Application Metrics

In this section we'll look at gaining insight into metrics exposed by our workloads and visualizing those metrics using Amazon CloudWatch Insights Prometheus. Some examples of these metrics could be:

System metrics such as Java heap metrics or database connection pool status
Application metrics related to business KPIs

Let's look at how to ingest application metrics using AWS Distro for OpenTelemetry and visualize the metrics using Amazon CloudWatch.

Each of the components in this workshop have been instrumented to provide Prometheus metrics using libraries relevant to the particular programming language or framework. We can look at an example of these metrics from the orders service like so:

~$kubectl -n orders exec deployment/orders -- curl http://localhost:8080/actuator/prometheus

[...]

# HELP jdbc_connections_idle Number of established but idle connections.

# TYPE jdbc_connections_idle gauge

jdbc_connections_idle{name="reader",} 10.0

jdbc_connections_idle{name="writer",} 10.0

[...]

# HELP watch_orders_total The number of orders placed

# TYPE watch_orders_total counter

watch_orders_total{productId="510a0d7e-8e83-4193-b483-e27e09ddc34d",} 2.0

watch_orders_total{productId="808a2de1-1aaa-4c25-a9b9-6612e8f29a38",} 1.0

watch_orders_total{productId="*",} 3.0

watch_orders_total{productId="6d62d909-f957-430e-8689-b5129c0bb75e",} 1.0

The output from this command is verbose, for the sake of this lab let us focus on the metric - watch_orders_total:

watch_orders_total - Application metric - How many orders have been placed through the retail store

You can execute similar requests to other components, for example the checkout service:

~$kubectl -n checkout exec deployment/checkout -- curl http://localhost:8080/metrics

[...]

# HELP nodejs_heap_size_total_bytes Process heap size from Node.js in bytes.

# TYPE nodejs_heap_size_total_bytes gauge

nodejs_heap_size_total_bytes 48668672

[...]

You'll recall the collector we've already deployed was a DaemonSet, meaning that it runs on every node. This is not desirable when scraping metrics from the Pods in our cluster since we'd end up with duplicate metrics. Now we'll deploy a second collector running as a Deployment with a single replica.

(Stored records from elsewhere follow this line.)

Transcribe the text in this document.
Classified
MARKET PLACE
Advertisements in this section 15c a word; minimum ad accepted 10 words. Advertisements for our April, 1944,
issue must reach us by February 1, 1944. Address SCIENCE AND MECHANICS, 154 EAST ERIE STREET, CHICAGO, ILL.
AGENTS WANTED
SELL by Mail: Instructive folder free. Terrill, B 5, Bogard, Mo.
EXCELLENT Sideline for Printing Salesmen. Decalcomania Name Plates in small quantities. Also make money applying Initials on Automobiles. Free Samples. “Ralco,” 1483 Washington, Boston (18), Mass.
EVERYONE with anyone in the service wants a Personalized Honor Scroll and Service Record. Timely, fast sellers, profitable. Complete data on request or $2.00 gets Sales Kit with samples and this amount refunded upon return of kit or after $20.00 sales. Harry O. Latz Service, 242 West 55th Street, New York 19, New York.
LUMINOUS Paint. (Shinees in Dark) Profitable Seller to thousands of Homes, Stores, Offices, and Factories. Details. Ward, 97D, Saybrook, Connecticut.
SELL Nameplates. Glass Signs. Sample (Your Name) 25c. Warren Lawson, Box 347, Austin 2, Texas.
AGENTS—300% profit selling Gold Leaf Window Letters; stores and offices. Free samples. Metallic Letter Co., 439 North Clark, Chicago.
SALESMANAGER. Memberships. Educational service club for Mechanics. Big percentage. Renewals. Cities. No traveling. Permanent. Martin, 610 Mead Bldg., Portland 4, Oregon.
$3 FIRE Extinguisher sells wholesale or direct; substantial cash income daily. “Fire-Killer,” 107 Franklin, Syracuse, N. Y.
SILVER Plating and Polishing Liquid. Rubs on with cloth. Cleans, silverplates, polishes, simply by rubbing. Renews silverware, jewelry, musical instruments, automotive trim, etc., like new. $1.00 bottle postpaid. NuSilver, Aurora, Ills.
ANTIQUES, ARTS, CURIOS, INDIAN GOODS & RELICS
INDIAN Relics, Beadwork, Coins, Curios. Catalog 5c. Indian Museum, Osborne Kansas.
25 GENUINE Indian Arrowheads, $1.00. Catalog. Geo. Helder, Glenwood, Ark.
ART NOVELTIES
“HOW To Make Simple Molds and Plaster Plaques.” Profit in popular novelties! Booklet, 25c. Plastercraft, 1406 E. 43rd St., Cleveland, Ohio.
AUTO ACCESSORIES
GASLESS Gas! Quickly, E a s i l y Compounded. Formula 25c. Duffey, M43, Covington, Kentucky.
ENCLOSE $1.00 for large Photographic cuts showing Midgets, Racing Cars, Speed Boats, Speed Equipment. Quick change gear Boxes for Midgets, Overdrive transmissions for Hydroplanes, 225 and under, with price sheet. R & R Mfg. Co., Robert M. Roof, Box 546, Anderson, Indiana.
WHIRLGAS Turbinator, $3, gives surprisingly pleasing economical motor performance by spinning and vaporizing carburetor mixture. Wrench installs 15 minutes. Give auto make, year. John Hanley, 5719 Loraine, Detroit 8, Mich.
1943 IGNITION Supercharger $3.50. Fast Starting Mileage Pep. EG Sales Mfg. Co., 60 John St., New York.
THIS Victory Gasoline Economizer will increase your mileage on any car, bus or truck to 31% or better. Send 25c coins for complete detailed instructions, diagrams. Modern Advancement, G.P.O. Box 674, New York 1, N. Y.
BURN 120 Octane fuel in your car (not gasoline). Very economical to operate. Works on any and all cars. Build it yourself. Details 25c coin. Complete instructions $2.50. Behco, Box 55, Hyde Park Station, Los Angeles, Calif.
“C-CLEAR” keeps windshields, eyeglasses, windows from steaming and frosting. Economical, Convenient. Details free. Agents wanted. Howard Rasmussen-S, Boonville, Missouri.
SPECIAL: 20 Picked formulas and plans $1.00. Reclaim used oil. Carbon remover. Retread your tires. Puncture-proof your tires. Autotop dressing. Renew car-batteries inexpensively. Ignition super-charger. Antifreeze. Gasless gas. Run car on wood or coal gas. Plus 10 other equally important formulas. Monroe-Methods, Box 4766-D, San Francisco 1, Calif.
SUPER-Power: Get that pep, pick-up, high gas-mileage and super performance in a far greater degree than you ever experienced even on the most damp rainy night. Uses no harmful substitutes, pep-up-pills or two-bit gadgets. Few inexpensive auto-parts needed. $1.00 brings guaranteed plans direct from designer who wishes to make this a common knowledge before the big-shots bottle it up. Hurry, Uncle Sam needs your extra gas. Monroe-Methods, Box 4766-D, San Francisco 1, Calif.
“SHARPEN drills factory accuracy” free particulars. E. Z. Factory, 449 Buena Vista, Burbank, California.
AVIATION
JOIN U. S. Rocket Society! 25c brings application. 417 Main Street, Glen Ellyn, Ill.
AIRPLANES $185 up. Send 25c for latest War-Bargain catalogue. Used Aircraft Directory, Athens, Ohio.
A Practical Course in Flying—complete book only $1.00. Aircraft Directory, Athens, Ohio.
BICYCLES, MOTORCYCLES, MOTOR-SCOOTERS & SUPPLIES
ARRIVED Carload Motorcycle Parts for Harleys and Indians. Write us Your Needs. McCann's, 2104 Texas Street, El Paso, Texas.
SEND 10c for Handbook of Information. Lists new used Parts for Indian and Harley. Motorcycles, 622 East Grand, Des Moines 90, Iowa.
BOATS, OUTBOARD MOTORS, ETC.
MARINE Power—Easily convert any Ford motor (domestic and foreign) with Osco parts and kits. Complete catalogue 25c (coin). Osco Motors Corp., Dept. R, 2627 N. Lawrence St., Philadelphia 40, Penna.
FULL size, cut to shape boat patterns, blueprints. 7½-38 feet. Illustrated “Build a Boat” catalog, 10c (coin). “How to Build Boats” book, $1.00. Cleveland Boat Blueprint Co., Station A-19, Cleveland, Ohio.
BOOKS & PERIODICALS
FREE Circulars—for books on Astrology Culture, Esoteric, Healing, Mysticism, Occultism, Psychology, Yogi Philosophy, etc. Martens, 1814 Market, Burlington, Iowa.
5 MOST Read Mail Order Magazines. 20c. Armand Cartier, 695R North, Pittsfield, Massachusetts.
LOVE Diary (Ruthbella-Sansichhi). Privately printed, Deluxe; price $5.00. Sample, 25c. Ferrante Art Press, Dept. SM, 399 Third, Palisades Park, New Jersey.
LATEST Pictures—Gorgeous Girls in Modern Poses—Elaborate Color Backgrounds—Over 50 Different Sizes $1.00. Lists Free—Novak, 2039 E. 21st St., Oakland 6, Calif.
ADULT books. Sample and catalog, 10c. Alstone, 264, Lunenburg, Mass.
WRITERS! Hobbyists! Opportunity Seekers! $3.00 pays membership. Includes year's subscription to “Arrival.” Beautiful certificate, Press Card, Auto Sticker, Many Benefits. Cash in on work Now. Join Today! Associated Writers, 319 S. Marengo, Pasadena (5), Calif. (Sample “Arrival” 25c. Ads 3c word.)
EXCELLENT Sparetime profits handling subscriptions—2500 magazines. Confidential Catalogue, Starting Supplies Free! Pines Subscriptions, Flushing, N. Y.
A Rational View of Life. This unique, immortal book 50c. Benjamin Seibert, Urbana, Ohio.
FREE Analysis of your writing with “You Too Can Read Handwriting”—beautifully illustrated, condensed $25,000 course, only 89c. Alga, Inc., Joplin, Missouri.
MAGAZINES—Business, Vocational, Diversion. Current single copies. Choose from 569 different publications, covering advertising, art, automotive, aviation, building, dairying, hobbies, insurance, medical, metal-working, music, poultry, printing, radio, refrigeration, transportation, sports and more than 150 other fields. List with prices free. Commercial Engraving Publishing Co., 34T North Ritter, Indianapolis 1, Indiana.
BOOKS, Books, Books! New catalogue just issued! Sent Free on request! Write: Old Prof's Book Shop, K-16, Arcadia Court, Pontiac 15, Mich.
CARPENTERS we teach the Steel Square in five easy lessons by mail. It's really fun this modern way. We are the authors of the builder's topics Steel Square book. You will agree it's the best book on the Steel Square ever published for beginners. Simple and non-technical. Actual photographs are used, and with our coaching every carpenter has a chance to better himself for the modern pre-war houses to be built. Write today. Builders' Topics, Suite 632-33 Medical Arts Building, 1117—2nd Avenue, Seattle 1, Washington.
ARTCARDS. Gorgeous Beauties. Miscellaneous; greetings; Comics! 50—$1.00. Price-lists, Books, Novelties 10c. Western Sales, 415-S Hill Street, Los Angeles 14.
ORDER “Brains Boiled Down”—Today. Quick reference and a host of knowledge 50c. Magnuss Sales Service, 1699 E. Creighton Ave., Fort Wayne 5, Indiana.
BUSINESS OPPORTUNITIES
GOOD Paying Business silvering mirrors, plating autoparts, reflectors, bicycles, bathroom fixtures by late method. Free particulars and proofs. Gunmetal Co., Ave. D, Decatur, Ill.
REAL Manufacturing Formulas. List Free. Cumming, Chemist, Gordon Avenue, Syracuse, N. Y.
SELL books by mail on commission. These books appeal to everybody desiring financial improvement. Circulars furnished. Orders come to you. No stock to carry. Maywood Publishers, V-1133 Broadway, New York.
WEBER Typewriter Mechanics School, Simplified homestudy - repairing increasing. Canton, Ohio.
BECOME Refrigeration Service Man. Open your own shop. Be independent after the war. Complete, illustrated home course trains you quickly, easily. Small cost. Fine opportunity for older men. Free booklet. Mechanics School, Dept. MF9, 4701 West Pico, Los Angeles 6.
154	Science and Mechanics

Expand for full collector manifest

~/environment/eks-workshop/modules/observability/container-insights/adot-deployment/opentelemetrycollector.yaml
apiVersion: opentelemetry.io/v1beta1
kind: OpenTelemetryCollector
metadata:
  name: adot-container-ci-deploy
  namespace: other
spec:
  image: public.ecr.aws/aws-observability/aws-otel-collector:v0.40.0
  mode: deployment
  serviceAccount: adot-collector-ci
  config:
    receivers:
      prometheus:
        config:
          global:
            scrape_interval: 60s
            scrape_timeout: 15s
            external_labels:
              cluster: ${EKS_CLUSTER_NAME}
              account_id: ${AWS_ACCOUNT_ID}
              region: ${AWS_REGION}
          scrape_configs:
            - job_name: "kubernetes-pods"
              honor_labels: true

              kubernetes_sd_configs:
                - role: pod
              relabel_configs:
                - source_labels:
                    [__meta_kubernetes_pod_annotation_prometheus_io_scrape]
                  action: keep
                  regex: true
                - source_labels:
                    [__meta_kubernetes_pod_annotation_prometheus_io_scrape_slow]
                  action: drop
                  regex: true
                - source_labels:
                    [__meta_kubernetes_pod_annotation_prometheus_io_scheme]
                  action: replace
                  regex: (https?)
                  target_label: __scheme__
                - source_labels:
                    [__meta_kubernetes_pod_annotation_prometheus_io_path]
                  action: replace
                  target_label: __metrics_path__
                  regex: (.+)
                - action: labelmap
                  regex: __meta_kubernetes_pod_annotation_prometheus_io_param_(.+)
                  replacement: __param_$$1
                - action: labelmap
                  regex: __meta_kubernetes_pod_label_(.+)
                - source_labels: [__meta_kubernetes_namespace]
                  action: replace
                  target_label: namespace
                - source_labels: [__meta_kubernetes_pod_name]
                  action: replace
                  target_label: pod
                - source_labels: [__meta_kubernetes_pod_phase]
                  regex: Pending|Succeeded|Failed|Completed
                  action: drop

    processors:
      batch/metrics:
        timeout: 60s

    exporters:
      awsemf/prometheus:
        namespace: ContainerInsights/Prometheus
        log_group_name: "/aws/containerinsights/${EKS_CLUSTER_NAME}/prometheus"
        log_stream_name: "${K8S_POD_NAME}"
        region: ${AWS_REGION}
        resource_to_telemetry_conversion:
          enabled: true
        dimension_rollup_option: NoDimensionRollup
        metric_declarations:
          - dimensions: [[pod, productId]]
            metric_name_selectors:
              - "^watch_orders_total$"

    extensions:
      health_check: {}

    service:
      pipelines:
        metrics:
          receivers: [prometheus]
          processors: [batch/metrics]
          exporters: [awsemf/prometheus]
      extensions: [health_check]

  env:
    - name: K8S_NODE_NAME
      valueFrom:
        fieldRef:
          fieldPath: spec.nodeName
    - name: HOST_IP
      valueFrom:
        fieldRef:
          fieldPath: status.hostIP
    - name: HOST_NAME
      valueFrom:
        fieldRef:
          fieldPath: spec.nodeName
    - name: K8S_NAMESPACE
      valueFrom:
        fieldRef:
          fieldPath: metadata.namespace
    - name: "K8S_POD_NAME"
      valueFrom:
        fieldRef:
          fieldPath: "metadata.name"

We can review this in several parts to make better sense of it.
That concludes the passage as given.